Re: What is a lightweight language



Don Blaheta wrote:
> 
> Quoth Paul Prescod:
> > XML's tag-redundancy provides much better error recovery
> 
> For every error you show me that is fixed by this, I'll show you a place
> where I went to change an <h1> to an <h3>, or an <ol> to a <ul>, or some
> more complicated change, and forgot to change the matching close tag. :P

As long as your XML parser quickly gets you to the place where the where
the error occurs, you can fix it much more quickly than the person
trying to figure out where they forgot a paren. And I could easily
imagine an Emacs that detected the end-tag and updated it for you.

>...
> The verbosity actually hurts the readability quite a bit, imo.  

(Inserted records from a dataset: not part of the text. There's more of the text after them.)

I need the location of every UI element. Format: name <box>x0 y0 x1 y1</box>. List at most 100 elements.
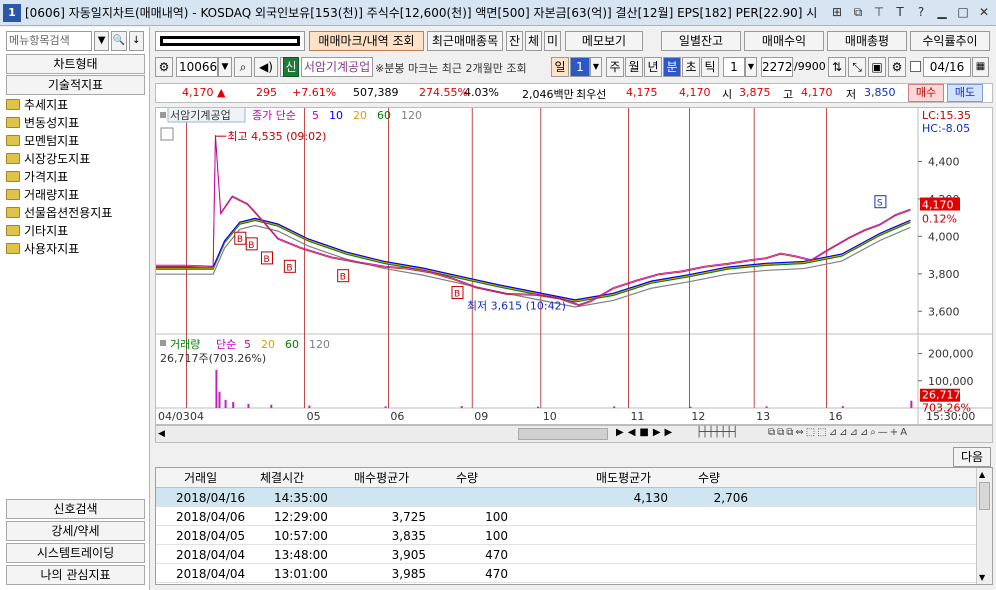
cell-buy-avg <box>386 488 426 508</box>
maximize-icon[interactable]: □ <box>954 4 972 22</box>
account-field[interactable] <box>155 31 305 51</box>
tree-item[interactable]: 시장강도지표 <box>6 149 145 167</box>
candle-icon[interactable]: ⇅ <box>828 57 846 77</box>
period-second[interactable]: 초 <box>682 57 700 77</box>
tab-system-trading[interactable]: 시스템트레이딩 <box>6 543 145 563</box>
menu-search-input[interactable]: 메뉴항목검색 <box>6 31 92 51</box>
calendar-icon[interactable]: ▦ <box>972 57 989 77</box>
tree-item[interactable]: 선물옵션전용지표 <box>6 203 145 221</box>
search-icon[interactable]: ⌕ <box>234 57 252 77</box>
period-day[interactable]: 일 <box>551 57 569 77</box>
period-year[interactable]: 년 <box>644 57 662 77</box>
scroll-left-icon[interactable]: ◀ <box>158 427 168 441</box>
tree-item[interactable]: 기타지표 <box>6 221 145 239</box>
table-toolbar: 다음 <box>155 445 993 467</box>
volume-ma-legend-20: 20 <box>261 338 275 351</box>
cell-time: 14:35:00 <box>274 491 328 505</box>
drawing-tools-icon[interactable]: ⧉⧉⧉⇔⬚⬚⊿⊿⊿⊿⌕—+A <box>768 427 909 438</box>
tree-item[interactable]: 사용자지표 <box>6 239 145 257</box>
table-row[interactable]: 2018/04/04 13:01:00 3,985 470 <box>156 564 976 583</box>
scale-icon[interactable]: ⤡ <box>848 57 866 77</box>
window-title: [0606] 자동일지차트(매매내역) - KOSDAQ 외국인보유[153(천… <box>25 6 818 20</box>
price-chart[interactable]: 4,4004,2004,0003,8003,600200,000100,000B… <box>155 106 993 425</box>
tree-item[interactable]: 가격지표 <box>6 167 145 185</box>
download-icon[interactable]: ↓ <box>128 31 144 51</box>
speaker-icon[interactable]: ◀) <box>254 57 278 77</box>
dropdown-icon[interactable]: ▼ <box>590 57 602 77</box>
tree-item[interactable]: 모멘텀지표 <box>6 131 145 149</box>
cell-buy-qty: 470 <box>485 567 508 581</box>
date-input[interactable]: 04/16 <box>923 57 971 77</box>
hc-label: HC:-8.05 <box>922 122 970 135</box>
date-checkbox[interactable] <box>910 61 921 72</box>
quote-bar: 4,170 ▲ 295 +7.61% 507,389 274.55% 4.03%… <box>155 83 993 103</box>
x-tick-label: 13 <box>756 410 770 423</box>
search-icon[interactable]: 🔍 <box>111 31 127 51</box>
cell-buy-qty: 470 <box>485 548 508 562</box>
pin-icon[interactable]: ⊤ <box>870 4 888 22</box>
daily-balance-button[interactable]: 일별잔고 <box>661 31 741 51</box>
x-tick-label: 05 <box>307 410 321 423</box>
dropdown-icon[interactable]: ▼ <box>218 57 232 77</box>
help-icon[interactable]: ? <box>912 4 930 22</box>
tree-item[interactable]: 추세지표 <box>6 95 145 113</box>
tree-item[interactable]: 변동성지표 <box>6 113 145 131</box>
period-month[interactable]: 월 <box>625 57 643 77</box>
unfilled-button[interactable]: 미 <box>544 31 561 51</box>
playback-controls[interactable]: ▶◀■▶▶ <box>616 427 676 438</box>
tab-bull-bear[interactable]: 강세/약세 <box>6 521 145 541</box>
trade-mark-button[interactable]: 매매마크/내역 조회 <box>309 31 424 51</box>
scroll-thumb[interactable] <box>518 428 608 440</box>
scroll-up-icon[interactable]: ▲ <box>979 470 985 479</box>
dropdown-icon[interactable]: ▼ <box>93 31 110 51</box>
tree-item[interactable]: 거래량지표 <box>6 185 145 203</box>
sell-button[interactable]: 매도 <box>947 84 983 102</box>
minimize-icon[interactable]: ▁ <box>933 4 951 22</box>
chart-svg[interactable]: 4,4004,2004,0003,8003,600200,000100,000B… <box>156 106 992 424</box>
bar-count-input[interactable]: 2272 <box>761 57 793 77</box>
next-button[interactable]: 다음 <box>953 447 991 467</box>
table-row[interactable]: 2018/04/06 12:29:00 3,725 100 <box>156 507 976 526</box>
table-row[interactable]: 2018/04/16 14:35:00 4,130 2,706 <box>156 488 976 507</box>
scroll-thumb[interactable] <box>979 482 990 510</box>
tab-technical-indicators[interactable]: 기술적지표 <box>6 75 145 95</box>
buy-button[interactable]: 매수 <box>908 84 944 102</box>
period-minute[interactable]: 분 <box>663 57 681 77</box>
table-row[interactable]: 2018/04/04 13:48:00 3,905 470 <box>156 545 976 564</box>
stock-code-input[interactable]: 100660 <box>176 57 225 77</box>
tab-signal-search[interactable]: 신호검색 <box>6 499 145 519</box>
balance-button[interactable]: 잔 <box>506 31 523 51</box>
cell-buy-qty: 100 <box>485 529 508 543</box>
x-tick-label: 04 <box>190 410 204 423</box>
trade-review-button[interactable]: 매매총평 <box>827 31 907 51</box>
scroll-down-icon[interactable]: ▼ <box>979 573 985 582</box>
save-icon[interactable]: ▣ <box>868 57 886 77</box>
memo-button[interactable]: 메모보기 <box>565 31 643 51</box>
period-tick[interactable]: 틱 <box>701 57 719 77</box>
trade-profit-button[interactable]: 매매수익 <box>744 31 824 51</box>
table-scrollbar[interactable]: ▲ ▼ <box>976 468 992 584</box>
table-row[interactable]: 2018/04/05 10:57:00 3,835 100 <box>156 526 976 545</box>
tab-chart-type[interactable]: 차트형태 <box>6 54 145 74</box>
return-trend-button[interactable]: 수익률추이 <box>910 31 990 51</box>
restore-icon[interactable]: ⧉ <box>849 4 867 22</box>
tab-my-indicators[interactable]: 나의 관심지표 <box>6 565 145 585</box>
filled-button[interactable]: 체 <box>525 31 542 51</box>
dropdown-icon[interactable]: ▼ <box>745 57 757 77</box>
close-icon[interactable]: ✕ <box>975 4 993 22</box>
settings-icon[interactable]: ⚙ <box>155 57 173 77</box>
link-icon[interactable]: ⊞ <box>828 4 846 22</box>
tick-value-input[interactable]: 1 <box>723 57 745 77</box>
col-trade-date: 거래일 <box>184 471 218 485</box>
period-value[interactable]: 1 <box>570 57 590 77</box>
cell-buy-avg: 3,985 <box>391 567 426 581</box>
period-week[interactable]: 주 <box>606 57 624 77</box>
font-icon[interactable]: T <box>891 4 909 22</box>
cell-time: 12:29:00 <box>274 510 328 524</box>
best-quote-label: 최우선 <box>576 88 607 101</box>
volume-ma-legend-120: 120 <box>309 338 330 351</box>
gear-icon[interactable]: ⚙ <box>888 57 906 77</box>
zoom-slider[interactable]: ├┼┼┼┼┼┤ <box>696 427 738 438</box>
volume-bar <box>308 405 311 408</box>
recent-stocks-button[interactable]: 최근매매종목 <box>427 31 503 51</box>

Opinions vary. When I am at the bottom of a document working towards the
top, looking for a section end, I do a reverse search for </section>.
With s-expressions I have to go to the top and depend on brace-matching
software.

>...
> > XML is not ASCII text, but Unicode, whereas the Common Lisp and Scheme
> > languages predate Unicode.
> 
> So what?  S-expressions are not the exclusive domain of these languages,
> and it's a no-brainer to imagine S-expressions that allow unicode text
> instead.  

So we define an s-expression competitor that is incompatible with the
environments that currently use them. Can you see that there is a
non-trivial cost to that?

> ... In fact, if you have access to Unicode, you could further
> imagine using a non-ASCII bracketing character to avoid the
> abovementioned paren problem.

That wouldn't be a good idea because people edit their "Unicode"
documents in ASCII text editors.

>...
> 
> Well, Scheme and LISP s-expressions do.  In my day-to-day research (in

Can you see that your day-to-day research is miles away from web page
development, technical publishing or business document interchange?

>...
> The verbosity is the *least* of the problems here.  The underlying text
> is entirely lost under the weight of the markup; it is not visually
> offset from the markup at all, either.  

Actually it seems more visually offset to my XML-trained eyes than the
S-expressions. To me, <FOO>text</FOO> bar makes the text distinct
because it is *outside* of markup whereas (FOO text) kind of blends
them.

>... But the XML
> format would clearly be sending many sentences into pagewrap-land.

There is no doubt that XML is verbose. That verbosity makes it much
easier to visually parse from the bottom and makes error reporting much
more accurate. Obviously different people way these costs and benefits
differently. All I can say is that the XML community chose, after years
of experience with both ways, to vote in favour of redundant and
explicit end-tags.

> And I haven't even gotten started on how much easier sexps are to parse
> than XML.  They're a simple READ statement in Scheme, of course, but
> even in C, a page of lex and yacc will do the trick.

In my experience it takes roughly one line in C, Perl, Python or almost
any language. Typically the line instantiates a parser object and hands
it a filename. Not unlike READ.

The tricky part in handling XML is handling impedance mismatches between
the domain of the XML vocabulary and your application objects. Because
S-expressions are so rarely interchanged between homogenous systems,
this difficulty is not apparent. You just hand the program an
S-expression and it immediately has a useful data structure. Well that's
because the s-expressions are usually tailored for the needs of *that
particular program*. Python has pickle. Perl has Data::Dumper. If you
have a homogenous or one-program system that can get away with using
these instead of XML, you should probably do so.

 Paul Prescod